Today was one of the zombie days. Somehow I made it through classes while staying alert and engaged (mainly because I was running on coffee and sugar). Directly after classes, though, I climbed into bed and passed out. I was supposed to wake up for a review session and studying but I was dead to the world for 2 hours more than I had planned. And then of course after I did get out of bed again, I was in no state for any kind of serious work.
I've found that after classes I need a break from intellectualism but I can't just sit and watch Netflix because my brain will just shut down. That's why I do the crossword every day. I can keep my mind active but I don't have any pressure to perform at a certain level of intelligence. It doesn't matter if I get the crossword clue wrong. I can fill out a whole puzzle and then throw it in the recycle. It's cathartic, a release.
While I did the crossword today I watched Friday Night Lights. I fell in love with this show when I discovered all of the previous season on Netflix Instant Play. I watched all 4 seasons in as many weeks. Now, the final season is just starting to air on NBC (then up on Hulu). This final season is also already out on DVD so I could have just gotten the DVD's and watched it all at once like I did for the other seasons...But I want to savor it. I've become attached to the characters and since I discovered the show late, I've only had a short time with them. I want to make this final season last.

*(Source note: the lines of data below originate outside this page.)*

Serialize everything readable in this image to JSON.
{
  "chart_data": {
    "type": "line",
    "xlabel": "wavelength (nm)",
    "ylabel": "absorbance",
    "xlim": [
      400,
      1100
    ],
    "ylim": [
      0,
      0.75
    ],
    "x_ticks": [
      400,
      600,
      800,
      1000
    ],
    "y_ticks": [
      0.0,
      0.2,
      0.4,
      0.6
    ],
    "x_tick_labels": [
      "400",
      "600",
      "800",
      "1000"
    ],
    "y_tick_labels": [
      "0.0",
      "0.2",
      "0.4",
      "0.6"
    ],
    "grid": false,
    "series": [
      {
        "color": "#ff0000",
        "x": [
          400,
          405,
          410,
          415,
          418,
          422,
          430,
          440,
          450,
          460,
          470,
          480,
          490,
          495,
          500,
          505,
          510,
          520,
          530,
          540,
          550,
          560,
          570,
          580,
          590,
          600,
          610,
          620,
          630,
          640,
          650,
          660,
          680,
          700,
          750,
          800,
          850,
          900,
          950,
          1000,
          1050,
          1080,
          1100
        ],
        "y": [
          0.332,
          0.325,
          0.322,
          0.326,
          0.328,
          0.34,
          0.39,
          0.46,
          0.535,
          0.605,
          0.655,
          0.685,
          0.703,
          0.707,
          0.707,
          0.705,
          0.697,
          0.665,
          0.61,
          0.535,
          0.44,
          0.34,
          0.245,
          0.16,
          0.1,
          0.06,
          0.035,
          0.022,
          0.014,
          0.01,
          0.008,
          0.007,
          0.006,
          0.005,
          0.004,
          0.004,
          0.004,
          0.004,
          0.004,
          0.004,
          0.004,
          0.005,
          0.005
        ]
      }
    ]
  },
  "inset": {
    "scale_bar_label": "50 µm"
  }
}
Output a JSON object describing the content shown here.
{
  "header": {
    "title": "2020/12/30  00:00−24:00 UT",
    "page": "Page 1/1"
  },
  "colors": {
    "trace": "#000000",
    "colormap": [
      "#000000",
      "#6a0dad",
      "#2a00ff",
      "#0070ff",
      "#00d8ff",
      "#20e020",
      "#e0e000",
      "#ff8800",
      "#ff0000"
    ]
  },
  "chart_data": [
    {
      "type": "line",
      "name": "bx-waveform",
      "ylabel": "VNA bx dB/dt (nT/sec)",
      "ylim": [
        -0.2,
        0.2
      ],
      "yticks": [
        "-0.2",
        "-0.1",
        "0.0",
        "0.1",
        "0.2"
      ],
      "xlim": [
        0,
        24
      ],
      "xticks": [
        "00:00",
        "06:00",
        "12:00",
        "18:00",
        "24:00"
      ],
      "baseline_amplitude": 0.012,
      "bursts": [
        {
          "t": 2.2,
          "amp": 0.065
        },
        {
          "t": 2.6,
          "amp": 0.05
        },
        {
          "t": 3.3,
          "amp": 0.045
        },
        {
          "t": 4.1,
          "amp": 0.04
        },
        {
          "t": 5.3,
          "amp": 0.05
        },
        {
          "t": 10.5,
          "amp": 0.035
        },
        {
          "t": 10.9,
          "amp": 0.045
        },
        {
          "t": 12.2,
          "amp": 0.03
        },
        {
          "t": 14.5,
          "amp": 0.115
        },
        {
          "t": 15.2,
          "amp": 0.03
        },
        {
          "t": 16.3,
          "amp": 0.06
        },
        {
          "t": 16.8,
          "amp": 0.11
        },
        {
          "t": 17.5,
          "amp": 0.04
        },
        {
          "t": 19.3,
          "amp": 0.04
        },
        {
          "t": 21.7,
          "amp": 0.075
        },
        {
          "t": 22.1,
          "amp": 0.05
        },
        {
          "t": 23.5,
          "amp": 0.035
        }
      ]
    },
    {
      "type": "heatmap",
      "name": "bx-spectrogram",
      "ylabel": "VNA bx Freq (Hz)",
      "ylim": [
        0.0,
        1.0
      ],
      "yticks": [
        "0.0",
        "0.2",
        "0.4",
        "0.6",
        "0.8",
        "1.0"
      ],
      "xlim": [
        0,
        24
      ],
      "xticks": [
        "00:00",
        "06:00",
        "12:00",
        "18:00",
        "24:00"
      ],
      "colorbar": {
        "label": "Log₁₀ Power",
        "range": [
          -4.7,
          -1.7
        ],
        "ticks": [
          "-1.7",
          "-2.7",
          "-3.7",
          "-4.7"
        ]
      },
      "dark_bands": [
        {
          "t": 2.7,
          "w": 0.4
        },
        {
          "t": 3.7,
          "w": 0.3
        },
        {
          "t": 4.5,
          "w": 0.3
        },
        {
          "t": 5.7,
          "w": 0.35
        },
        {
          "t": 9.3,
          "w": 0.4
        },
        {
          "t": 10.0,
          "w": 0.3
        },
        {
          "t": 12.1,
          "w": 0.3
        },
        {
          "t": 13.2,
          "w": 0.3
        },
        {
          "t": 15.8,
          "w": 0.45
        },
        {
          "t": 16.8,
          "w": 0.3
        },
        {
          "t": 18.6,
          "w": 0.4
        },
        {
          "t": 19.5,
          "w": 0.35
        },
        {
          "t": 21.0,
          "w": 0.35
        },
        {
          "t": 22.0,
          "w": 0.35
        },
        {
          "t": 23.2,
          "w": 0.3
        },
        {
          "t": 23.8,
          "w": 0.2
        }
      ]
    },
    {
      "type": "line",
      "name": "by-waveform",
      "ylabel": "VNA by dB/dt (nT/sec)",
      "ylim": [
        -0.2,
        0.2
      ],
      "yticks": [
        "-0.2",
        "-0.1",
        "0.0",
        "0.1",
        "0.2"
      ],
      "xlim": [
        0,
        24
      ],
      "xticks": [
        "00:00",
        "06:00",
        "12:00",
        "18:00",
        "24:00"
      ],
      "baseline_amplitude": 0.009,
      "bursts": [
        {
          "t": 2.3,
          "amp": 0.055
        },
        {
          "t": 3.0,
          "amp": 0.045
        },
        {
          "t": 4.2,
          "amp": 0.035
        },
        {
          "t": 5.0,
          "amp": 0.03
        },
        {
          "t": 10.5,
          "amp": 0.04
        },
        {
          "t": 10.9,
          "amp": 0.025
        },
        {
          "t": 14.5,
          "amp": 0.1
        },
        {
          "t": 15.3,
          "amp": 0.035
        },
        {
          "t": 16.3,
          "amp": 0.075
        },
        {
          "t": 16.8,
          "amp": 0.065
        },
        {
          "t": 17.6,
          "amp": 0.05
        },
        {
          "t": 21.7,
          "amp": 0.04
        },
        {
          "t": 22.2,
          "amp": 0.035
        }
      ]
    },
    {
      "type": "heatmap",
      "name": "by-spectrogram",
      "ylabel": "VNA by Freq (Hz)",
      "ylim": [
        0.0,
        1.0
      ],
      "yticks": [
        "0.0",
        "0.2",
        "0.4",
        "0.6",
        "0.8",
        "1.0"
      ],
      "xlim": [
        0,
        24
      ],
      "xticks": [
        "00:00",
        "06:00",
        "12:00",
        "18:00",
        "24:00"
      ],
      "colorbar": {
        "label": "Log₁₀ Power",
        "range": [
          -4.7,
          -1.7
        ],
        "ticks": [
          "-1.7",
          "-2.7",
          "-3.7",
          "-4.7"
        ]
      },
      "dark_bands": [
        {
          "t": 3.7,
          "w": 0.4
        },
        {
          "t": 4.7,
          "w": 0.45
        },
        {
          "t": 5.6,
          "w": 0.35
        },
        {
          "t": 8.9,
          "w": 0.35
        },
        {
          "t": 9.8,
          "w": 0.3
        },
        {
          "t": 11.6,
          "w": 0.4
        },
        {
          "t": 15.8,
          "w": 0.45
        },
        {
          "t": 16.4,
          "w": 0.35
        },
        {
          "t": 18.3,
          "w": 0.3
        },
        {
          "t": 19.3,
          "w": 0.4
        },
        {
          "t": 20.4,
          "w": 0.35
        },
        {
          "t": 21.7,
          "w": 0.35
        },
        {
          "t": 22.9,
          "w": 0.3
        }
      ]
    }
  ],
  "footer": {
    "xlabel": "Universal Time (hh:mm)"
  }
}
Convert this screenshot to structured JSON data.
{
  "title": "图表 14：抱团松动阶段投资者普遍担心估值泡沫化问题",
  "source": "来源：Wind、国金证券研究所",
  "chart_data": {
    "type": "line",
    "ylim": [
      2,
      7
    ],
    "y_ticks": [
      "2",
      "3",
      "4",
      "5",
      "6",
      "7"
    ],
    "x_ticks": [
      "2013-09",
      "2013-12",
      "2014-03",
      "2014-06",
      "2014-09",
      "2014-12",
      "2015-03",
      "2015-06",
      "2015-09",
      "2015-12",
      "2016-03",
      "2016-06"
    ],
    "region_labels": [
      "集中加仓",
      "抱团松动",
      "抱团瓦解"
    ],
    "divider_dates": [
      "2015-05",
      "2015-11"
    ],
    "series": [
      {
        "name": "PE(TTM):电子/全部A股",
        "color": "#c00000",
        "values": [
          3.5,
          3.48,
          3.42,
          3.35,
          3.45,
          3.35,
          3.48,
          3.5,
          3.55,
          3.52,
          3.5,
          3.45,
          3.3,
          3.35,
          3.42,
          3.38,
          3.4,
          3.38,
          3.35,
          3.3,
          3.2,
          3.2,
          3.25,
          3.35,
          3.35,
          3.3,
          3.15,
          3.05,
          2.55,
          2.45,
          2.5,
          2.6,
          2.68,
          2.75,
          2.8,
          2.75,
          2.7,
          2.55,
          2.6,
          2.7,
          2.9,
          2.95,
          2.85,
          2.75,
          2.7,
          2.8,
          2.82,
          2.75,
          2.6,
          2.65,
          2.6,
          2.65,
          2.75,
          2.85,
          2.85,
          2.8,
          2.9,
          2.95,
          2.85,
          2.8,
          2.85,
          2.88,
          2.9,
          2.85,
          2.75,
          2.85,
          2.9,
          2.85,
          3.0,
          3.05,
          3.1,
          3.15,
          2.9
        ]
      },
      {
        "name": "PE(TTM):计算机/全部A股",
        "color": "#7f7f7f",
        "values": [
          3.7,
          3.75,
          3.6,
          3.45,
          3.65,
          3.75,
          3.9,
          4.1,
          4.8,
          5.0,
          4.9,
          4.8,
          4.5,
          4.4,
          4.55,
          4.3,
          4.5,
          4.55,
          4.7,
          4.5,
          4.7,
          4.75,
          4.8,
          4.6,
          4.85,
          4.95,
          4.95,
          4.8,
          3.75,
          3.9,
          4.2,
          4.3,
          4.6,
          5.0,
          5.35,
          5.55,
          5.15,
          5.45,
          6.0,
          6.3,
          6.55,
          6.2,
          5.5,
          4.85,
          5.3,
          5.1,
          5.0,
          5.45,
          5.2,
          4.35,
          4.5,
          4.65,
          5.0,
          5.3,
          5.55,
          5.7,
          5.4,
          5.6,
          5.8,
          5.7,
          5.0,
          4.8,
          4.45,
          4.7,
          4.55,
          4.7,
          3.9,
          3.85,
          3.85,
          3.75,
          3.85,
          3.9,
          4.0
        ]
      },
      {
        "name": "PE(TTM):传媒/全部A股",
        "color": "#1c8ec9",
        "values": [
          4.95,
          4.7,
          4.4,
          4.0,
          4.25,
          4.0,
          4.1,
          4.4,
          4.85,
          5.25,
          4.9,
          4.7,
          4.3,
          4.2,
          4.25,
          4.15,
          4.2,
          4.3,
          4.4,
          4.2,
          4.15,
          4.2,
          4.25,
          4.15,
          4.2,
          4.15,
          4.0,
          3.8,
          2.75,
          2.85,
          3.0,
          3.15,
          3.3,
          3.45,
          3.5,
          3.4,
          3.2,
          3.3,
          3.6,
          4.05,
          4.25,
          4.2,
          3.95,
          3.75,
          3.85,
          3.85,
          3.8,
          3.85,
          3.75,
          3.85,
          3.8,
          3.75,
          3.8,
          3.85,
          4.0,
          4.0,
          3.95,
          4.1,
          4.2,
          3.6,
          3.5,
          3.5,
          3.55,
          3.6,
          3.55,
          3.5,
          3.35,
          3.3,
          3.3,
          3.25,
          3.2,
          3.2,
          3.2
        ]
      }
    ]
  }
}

I did not plan on blogging about the crossword and Friday Night Lights today, but I suppose it's a pretty good represenation of my life. As I go through classes, I keep notes in my planner of ideas I want to write about (in this blog or just for myself or whatever). Today I had a ton of notes. Despite lack of sleep I was thoroughly engaged in my class discussions (on various subjects: the success of our democracy, scholarship as architecture of the mind, post-colonial narratives as allegories for Christian servitude, the performance of disability, and even a comparison of Gollum and Caliban). Oh well. Maybe I'll return to write on those topics another time. Or maybe not.
I just scheduled my work over the next 20 days. Every day I have serious studying/writing/research to do. The end of the semester always throws me into an obsessive scheduling mode. I plan out every second of every day. I make endless to-do lists. 1 exam, 2 final presentations, 1 short writing assignment, 1 annotated bibliography, 2 research projects and analyses, and 2 ten-page research papers. Plus, I go home for Easter and we have 4/20 and Mayfest thrown in. This is definitely a marathon not a sprint, a test of stamina.
If I can get through this...I will have survived this year, something that 5 months I thought would be impossible for me to achieve. So. Deep breath. AND......
Let's Go.
* I guess I'm feeling particularly narcissistic. No one cares. But you know what. I don't care if anyone cares. Self-expression in all its various forms is therapeutic.